WASHINGTON, D.C. — President Barack Obama has named a University of Illinois alumnus and nationally known college administrator to chair the President's Advisory Commission on Educational Excellence for African Americans.
Freeman Hrabowski, president of the University of Maryland-Baltimore County, was named chair of the commission last week, according to a White House press release.
In that role he will advise Obama and Education Secretary Arne Duncan on the new White House Initiative on Educational Excellence for African Americans, designed to produce a more effective continuum of education programs for African-American students. The goal is to ensure they are fully prepared to complete high school and college and enjoy a productive career.
The commission will lead a national dialogue on African-American achievement from early childhood through adulthood, working with federal agencies, educators and philanthropic partners.
"The nation's future will depend heavily on the extent to which we educate all of our nation's children. This commission will work to ensure that increasing numbers of African Americans excel academically," Hrabowski said in a release.
Hrabowski received his master's degree in mathematics in 1971 and doctoral degree in higher education administration in 1975 from the UI's Urbana-Champaign campus. He also received the College of Education's Distinguished Alumni Award in 2008.
Hrabowski chaired a National Academy of Sciences committee that examined minority participation in the sciences. The committee concluded that, to remain competitive, the United States must significantly increase its investment in young people of all races interested in science, technology, engineering and math.
Hrabowski was named one of the "100 Most Influential People in the World" in 2012 by Time Magazine and one of the seven "Top American Leaders" in 2011 by The Washington Post and the Kennedy School of Government at Harvard University. He also received the U.S. Presidential Award for Excellence in Science, Mathematics, and Engineering Mentoring.

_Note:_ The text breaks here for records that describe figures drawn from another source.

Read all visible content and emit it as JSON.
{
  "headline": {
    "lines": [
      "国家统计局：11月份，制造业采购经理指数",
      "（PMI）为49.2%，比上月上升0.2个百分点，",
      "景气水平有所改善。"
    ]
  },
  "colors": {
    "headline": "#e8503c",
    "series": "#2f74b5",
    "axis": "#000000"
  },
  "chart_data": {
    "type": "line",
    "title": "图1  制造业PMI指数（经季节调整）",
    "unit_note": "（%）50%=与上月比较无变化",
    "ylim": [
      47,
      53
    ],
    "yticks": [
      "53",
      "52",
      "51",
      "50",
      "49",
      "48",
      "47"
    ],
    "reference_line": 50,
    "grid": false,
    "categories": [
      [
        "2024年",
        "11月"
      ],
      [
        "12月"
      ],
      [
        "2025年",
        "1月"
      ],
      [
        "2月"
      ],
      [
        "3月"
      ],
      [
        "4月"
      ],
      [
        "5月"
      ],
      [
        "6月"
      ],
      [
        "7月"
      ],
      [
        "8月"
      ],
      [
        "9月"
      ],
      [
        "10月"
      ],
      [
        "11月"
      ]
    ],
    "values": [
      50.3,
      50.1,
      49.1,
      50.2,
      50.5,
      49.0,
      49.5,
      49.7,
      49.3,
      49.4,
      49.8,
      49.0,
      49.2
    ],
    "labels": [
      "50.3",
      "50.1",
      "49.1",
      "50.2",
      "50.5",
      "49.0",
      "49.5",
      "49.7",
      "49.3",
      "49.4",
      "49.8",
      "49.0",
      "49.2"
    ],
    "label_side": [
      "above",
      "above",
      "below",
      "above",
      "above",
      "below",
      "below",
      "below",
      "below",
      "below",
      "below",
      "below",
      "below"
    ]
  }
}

He has been president at Maryland-Baltimore County since 1992, and also served as executive vice president and vice provost there. He previously held leadership and faculty positions at Coppin State College, now Coppin State University, from 1977 to 1987 and at the UI from 1974 to 1976, the release said.
He serves on the boards of the Alfred P. Sloan Foundation, the France-Merrick Foundation and the Urban Institute, and is chair of the Marguerite Casey Foundation.
He earned his bachelor's degree in mathematics from the Hampton Institute, now Hampton University.